Dose (Dosiermenge)
Dose bezeichnet die Menge an Kaffeemehl (in Gramm), die für eine Extraktion verwendet wird. Im Espresso: 7–10 g (Single), 14–21 g (Double). Im Filterkaffee: 60–65 g pro Liter (SCA-Standard).
Hintergrund & Kontext
Dose — die Menge des gemahlenen Kaffees in Gramm — ist eine der einfachsten und gleichzeitig wichtigsten Variablen in der Kaffeeextraktion. Im Espresso definiert die Dose zusammen mit dem Yield (Output-Gewicht in ml oder g) den Brühverhältnis, der das Geschmacksprofil maßgeblich steuert. Standard-Doubles im Specialty-Espresso: 14–21 g Input, mit einer Tendenz zu 18–20 g in modernen Setups. Im Filterkaffee ist der SCA-Standard 60–65 g pro Liter Wasser (Verhältnis ca. 1:15,4 bis 1:16,7). Die Dose ist in der dritten Kaffeewelle Gegenstand intensiver Diskussion geworden: Früher war die Dose oft durch den Siebträger-Korb vorgegeben (7 g für Single, 14 g für Double — der Standard älterer Mühlen); heute wird sie präzise auf die Gramm mit einer Digitalwaage kontrolliert. In deutschen und österreichischen Spezialitätencafés ist die Waage am Siebträger Standard — eine Entwicklung, die vor zehn Jahren noch selten war.
Praktische Anwendung
In der Praxis hat die Dose direkte Auswirkungen auf Geschmack, Extraktion und Wirtschaftlichkeit. Im Espresso: Höhere Dose bei gleichem Yield = stärkerer, konzentrierterer Espresso (niedrigeres Ratio). Niedrigere Dose bei gleichem Yield = schlankerer, transparenterer Espresso (höheres Ratio). Eine Dosis-Änderung von 1 g beeinflusst den TDS um ca. 0,1 % und den Espresso-Ratio spürbar. Beim Barista-Wettbewerb ist die Dosis oft auf 0,1 g genau. Für Heimbaristas: Ein einfacher Test zum Optimieren — selbe Kaffeebohne, selber Mahlgrad, aber Dosis von 17 auf 19 g ändern. Der Unterschied in Body, Intensität und Süße ist sofort spürbar. Wichtig: Dosis und Mahlgrad sind keine unabhängigen Variablen. Wenn man die Dosis erhöht, muss man oft auch den Mahlgrad anpassen, um die Extraktionszeit konstant zu halten.
Verwandte Begriffe
Verwandte Begriffe: Yield (Output-Gewicht) als Gegenpol zur Dose im Ratio-Konzept, Brühverhältnis als kombinierter Parameter, TDS als Konzentrationsmaß, Siebträger als Behälter der Dose, Mahlgrad als eng verknüpfte Variable und Digitalwaage als Werkzeug zur präzisen Dosierung.

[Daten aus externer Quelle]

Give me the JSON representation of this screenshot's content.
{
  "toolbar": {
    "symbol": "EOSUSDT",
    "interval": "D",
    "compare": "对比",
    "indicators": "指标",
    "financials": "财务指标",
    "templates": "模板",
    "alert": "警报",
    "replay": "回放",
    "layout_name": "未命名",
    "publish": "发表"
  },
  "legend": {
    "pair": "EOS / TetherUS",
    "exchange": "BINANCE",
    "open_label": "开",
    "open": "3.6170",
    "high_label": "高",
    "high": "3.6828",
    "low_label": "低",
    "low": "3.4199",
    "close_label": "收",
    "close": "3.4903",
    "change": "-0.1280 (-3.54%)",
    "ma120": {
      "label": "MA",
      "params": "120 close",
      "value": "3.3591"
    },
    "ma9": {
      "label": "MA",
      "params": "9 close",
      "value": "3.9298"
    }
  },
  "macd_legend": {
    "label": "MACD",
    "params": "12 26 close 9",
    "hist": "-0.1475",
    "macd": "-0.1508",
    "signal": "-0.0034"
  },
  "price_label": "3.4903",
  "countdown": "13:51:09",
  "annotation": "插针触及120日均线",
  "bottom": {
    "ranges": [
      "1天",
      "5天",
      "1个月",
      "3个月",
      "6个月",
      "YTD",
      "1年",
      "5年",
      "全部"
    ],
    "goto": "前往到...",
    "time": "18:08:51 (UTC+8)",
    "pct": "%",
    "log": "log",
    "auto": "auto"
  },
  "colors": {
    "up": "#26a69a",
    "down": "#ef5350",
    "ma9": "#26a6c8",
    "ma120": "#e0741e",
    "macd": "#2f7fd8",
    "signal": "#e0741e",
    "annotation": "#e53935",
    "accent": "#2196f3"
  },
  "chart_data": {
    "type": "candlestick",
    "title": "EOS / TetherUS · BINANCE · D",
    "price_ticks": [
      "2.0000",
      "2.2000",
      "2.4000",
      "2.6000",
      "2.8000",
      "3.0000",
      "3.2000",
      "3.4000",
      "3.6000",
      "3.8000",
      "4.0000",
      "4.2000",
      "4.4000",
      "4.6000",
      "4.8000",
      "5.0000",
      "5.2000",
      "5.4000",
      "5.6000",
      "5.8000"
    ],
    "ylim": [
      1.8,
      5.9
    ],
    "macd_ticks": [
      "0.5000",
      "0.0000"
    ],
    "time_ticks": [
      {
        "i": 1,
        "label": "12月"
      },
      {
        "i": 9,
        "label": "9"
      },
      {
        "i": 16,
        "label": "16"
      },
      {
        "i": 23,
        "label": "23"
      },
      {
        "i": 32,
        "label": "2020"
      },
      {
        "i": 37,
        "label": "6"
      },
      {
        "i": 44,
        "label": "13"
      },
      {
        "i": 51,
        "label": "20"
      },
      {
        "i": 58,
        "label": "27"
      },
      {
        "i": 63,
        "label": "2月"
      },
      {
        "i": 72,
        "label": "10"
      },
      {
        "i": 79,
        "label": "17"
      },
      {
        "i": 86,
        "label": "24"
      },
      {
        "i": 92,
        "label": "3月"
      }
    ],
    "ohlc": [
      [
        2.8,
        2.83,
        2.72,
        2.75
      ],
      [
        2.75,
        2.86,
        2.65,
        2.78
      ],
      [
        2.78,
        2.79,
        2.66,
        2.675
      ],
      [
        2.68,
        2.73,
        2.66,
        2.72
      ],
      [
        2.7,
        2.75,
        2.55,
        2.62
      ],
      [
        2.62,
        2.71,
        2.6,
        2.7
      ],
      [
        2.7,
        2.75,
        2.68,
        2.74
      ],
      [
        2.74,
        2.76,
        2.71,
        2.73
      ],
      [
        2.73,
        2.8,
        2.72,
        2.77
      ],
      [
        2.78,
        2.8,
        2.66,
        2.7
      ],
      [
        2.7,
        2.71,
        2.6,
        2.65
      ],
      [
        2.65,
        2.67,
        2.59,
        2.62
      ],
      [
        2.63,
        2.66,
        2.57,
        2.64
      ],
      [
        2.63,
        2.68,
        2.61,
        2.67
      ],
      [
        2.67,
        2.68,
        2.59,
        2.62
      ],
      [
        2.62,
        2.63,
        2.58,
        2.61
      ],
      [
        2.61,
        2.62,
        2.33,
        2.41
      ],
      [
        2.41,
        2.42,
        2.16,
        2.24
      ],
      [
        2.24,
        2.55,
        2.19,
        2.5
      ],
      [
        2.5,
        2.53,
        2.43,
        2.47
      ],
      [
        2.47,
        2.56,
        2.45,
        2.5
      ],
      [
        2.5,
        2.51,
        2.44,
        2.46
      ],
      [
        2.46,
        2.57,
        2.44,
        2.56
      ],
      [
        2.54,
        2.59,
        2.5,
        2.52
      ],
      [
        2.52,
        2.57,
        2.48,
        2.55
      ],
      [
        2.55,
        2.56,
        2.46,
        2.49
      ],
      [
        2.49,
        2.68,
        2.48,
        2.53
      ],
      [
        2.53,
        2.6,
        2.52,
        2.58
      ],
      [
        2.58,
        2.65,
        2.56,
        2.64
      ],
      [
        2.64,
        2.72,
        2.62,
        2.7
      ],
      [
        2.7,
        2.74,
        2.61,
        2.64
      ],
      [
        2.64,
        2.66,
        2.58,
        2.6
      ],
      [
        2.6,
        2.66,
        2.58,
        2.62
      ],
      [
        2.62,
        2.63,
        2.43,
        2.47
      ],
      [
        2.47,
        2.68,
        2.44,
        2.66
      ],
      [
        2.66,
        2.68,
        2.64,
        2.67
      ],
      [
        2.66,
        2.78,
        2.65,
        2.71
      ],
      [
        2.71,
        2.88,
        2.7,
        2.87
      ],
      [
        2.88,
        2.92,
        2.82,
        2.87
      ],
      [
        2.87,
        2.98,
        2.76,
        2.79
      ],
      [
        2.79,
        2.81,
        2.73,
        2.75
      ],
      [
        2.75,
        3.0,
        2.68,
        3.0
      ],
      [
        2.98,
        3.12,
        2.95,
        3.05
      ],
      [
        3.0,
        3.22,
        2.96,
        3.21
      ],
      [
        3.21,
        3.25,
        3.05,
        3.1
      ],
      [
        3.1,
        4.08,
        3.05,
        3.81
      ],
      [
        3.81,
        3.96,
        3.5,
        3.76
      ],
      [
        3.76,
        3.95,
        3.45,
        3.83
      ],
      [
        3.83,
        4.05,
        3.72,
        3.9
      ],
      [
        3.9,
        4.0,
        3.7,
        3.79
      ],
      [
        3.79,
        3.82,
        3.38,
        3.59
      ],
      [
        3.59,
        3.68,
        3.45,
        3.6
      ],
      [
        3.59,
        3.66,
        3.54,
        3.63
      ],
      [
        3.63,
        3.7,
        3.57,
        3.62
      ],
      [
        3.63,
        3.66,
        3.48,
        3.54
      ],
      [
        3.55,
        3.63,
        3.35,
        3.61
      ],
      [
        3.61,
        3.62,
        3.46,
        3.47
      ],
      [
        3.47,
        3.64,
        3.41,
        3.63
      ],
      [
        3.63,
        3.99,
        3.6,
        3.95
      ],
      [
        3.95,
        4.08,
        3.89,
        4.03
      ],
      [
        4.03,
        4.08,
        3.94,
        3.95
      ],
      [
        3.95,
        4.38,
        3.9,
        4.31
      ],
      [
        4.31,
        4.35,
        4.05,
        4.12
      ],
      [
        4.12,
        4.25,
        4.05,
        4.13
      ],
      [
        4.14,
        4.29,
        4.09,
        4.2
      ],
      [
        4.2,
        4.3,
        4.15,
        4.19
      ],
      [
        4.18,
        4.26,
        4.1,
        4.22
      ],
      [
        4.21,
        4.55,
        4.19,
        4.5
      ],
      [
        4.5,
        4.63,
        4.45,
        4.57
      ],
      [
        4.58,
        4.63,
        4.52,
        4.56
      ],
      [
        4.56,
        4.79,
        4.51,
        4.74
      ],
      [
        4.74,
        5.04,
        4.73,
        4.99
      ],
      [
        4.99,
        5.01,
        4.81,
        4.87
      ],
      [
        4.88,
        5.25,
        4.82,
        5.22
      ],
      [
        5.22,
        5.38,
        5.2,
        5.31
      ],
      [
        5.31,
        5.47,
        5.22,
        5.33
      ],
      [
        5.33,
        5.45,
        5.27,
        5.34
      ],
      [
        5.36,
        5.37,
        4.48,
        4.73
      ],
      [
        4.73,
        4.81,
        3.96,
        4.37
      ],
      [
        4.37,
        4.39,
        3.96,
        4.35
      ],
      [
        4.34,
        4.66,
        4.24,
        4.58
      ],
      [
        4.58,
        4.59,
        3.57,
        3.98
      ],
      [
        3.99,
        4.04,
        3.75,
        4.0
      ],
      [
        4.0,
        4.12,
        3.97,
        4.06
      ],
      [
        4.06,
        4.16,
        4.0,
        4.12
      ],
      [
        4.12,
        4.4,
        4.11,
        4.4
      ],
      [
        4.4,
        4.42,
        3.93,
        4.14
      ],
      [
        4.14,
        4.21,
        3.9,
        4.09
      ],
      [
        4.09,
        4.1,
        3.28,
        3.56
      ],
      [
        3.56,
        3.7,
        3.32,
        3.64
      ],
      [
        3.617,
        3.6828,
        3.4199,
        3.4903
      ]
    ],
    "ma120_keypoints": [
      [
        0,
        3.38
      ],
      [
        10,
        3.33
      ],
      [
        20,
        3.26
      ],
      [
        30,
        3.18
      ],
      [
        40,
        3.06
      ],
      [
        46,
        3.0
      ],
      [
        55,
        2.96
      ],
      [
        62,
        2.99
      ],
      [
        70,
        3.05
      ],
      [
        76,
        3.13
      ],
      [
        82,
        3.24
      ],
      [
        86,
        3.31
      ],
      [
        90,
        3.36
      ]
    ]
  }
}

Die Dose ist eine der wichtigsten Extraktionsvariablen. Im Espresso definiert sie zusammen mit dem Yield (Output in ml) den Ratio. Ein Double Shot mit 18 g Input und 36 g Output hat Ratio 1:2. Erhöht man die Dose bei gleichem Output, wird der Espresso konzentrierter. Im Filterkaffee bestimmt die Dose-Wasser-Relation (Ratio) die Stärke des Gebräus. SCA-Brewing Control Chart: 55–65 g/l Kaffee auf 1 Liter Wasser = der Optimal-Bereich für Filterkaffee. Mehr Kaffee = stärker (höherer TDS), nicht zwingend besser extrahiert. Die Dose ist eine Präferenzvariable — innerhalb des 18–22 % EY-Fensters kann man je nach Geschmack mehr oder weniger Kaffee verwenden.